Most people who suffer with back pain will pop a pill to relieve the symptoms.

But previous studies have shown that some medications can actually make the pain worse.

Pills like ibuprofen, aspirin and naproxen were all trialled as part of a study at McGill University in Canada.

The results showed that anti-inflammatory pills only provided limited short term pain relief.

The medics also said that such pills can increase the risk of gastrointestinal side effects by 2.5 times.

Alongside this they found that the pills can also increase the risk of heartburn and irritation of the stomach.

4. Heart issues

If you pop painkillers on a regular basis, experts say you could put yourself at an increased risk of heart issues such as heart attacks – which are a medical emergency.

Aspirin has been linked to a 26 per cent rise in heart problems in those with at least one predisposing factor.

These include smoking, obesity, high blood pressure, high cholesterol, diabetes and cardiovascular disease.

A study published in ESC Heart Failure found “those taking aspirin were more likely to subsequently develop the condition than those not using the medication”.

Study author Dr. Blerim Mujaj of the University of Freiburg, Germany, said: “While the findings require confirmation, they do indicate that the potential link between aspirin and heart failure needs to be clarified.”
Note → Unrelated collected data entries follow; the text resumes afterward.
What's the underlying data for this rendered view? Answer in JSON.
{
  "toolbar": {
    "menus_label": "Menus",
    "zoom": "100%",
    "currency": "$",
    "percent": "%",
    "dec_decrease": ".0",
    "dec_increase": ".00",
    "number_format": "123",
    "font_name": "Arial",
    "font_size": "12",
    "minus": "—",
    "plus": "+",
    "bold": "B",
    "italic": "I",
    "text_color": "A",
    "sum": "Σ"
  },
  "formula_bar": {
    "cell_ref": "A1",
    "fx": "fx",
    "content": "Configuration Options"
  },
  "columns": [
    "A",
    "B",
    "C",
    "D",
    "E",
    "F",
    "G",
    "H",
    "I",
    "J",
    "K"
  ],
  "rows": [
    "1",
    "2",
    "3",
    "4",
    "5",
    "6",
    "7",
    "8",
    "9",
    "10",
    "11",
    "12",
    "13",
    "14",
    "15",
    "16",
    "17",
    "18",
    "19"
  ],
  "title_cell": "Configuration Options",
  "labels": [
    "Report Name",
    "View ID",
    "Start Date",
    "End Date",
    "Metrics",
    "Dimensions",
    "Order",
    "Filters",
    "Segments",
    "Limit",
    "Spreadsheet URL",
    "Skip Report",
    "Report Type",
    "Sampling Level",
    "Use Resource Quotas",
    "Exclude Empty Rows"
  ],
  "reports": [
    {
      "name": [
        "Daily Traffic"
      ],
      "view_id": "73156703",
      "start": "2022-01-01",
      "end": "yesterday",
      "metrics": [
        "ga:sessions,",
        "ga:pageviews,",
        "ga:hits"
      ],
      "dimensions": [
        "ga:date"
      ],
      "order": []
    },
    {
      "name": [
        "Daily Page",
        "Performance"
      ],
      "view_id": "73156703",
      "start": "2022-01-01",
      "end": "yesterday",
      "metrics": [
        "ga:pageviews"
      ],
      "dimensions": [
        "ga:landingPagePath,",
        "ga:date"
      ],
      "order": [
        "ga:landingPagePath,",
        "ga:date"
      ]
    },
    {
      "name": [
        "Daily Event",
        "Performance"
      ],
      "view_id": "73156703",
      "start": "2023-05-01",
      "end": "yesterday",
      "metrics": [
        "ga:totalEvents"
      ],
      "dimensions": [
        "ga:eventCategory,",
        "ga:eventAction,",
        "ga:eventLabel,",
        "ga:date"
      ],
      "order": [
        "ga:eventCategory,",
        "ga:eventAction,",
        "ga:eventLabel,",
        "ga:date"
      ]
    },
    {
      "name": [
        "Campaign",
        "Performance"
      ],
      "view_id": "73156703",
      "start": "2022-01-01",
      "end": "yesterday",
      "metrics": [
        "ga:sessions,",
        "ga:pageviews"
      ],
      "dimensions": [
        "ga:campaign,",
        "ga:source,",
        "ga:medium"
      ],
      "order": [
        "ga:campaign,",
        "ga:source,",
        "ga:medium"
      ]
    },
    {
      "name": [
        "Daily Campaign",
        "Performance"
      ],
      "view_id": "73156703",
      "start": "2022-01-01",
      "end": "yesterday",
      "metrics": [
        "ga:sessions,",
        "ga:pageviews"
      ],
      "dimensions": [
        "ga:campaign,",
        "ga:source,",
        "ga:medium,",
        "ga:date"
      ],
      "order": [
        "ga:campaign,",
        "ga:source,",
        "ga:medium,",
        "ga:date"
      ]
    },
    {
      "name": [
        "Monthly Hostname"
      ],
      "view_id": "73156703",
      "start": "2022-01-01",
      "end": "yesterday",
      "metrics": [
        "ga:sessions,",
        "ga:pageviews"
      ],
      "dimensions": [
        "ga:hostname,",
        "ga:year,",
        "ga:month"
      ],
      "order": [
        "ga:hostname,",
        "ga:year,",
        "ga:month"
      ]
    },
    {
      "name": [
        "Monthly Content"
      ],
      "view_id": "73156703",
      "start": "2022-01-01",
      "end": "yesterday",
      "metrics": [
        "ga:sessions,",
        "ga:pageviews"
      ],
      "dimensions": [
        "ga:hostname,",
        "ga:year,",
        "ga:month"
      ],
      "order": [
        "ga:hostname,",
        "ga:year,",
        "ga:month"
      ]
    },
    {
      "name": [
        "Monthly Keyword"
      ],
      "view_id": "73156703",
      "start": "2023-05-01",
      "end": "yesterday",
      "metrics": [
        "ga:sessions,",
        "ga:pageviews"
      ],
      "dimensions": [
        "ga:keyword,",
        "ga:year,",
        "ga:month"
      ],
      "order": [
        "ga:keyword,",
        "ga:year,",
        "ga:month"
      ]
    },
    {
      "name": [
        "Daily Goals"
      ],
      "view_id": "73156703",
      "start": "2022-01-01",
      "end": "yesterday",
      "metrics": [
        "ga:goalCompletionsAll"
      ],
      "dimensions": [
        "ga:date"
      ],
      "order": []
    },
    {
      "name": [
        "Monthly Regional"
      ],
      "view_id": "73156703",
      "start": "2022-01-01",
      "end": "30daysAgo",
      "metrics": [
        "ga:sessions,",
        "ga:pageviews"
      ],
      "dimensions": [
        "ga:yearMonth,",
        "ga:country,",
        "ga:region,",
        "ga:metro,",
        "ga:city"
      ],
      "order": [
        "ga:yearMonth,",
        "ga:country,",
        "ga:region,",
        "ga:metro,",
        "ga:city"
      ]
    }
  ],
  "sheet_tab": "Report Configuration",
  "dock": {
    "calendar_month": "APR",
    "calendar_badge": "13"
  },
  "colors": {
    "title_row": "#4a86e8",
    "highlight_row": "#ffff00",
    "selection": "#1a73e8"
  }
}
You should always consult your doctor or health care professional before taking any painkillers.

The NHS recommends you consult your pharmacist or doctor before taking ibuprofen if:

  • You’ve had a perforation or bleeding in your stomach, or a stomach ulcer more than once, especially if it was caused by an NSAID (non-steroidal anti-inflammatory drug).
  • You have a health problem that means you have an increased chance of bleeding.
  • You have severe heart failure, kidney failure, or liver failure.
  • You’re pregnant, breastfeeding, or trying to get pregnant.
  • You have high blood pressure that’s not under control, heart disease, mild to moderate heart failure, or have ever had a stroke.
  • You have kidney or liver problems, asthma, hay fever or allergies, Crohn’s disease, ulcerative colitis, or diabetes.
  • You have chickenpox or shingles, or an infection – taking ibuprofen can increase the chance of certain infections and skin reactions.

If in doubt, always speak to a pharmacist or doctor to find out if ibuprofen is right for you, and always read the leaflet in the medicine pack.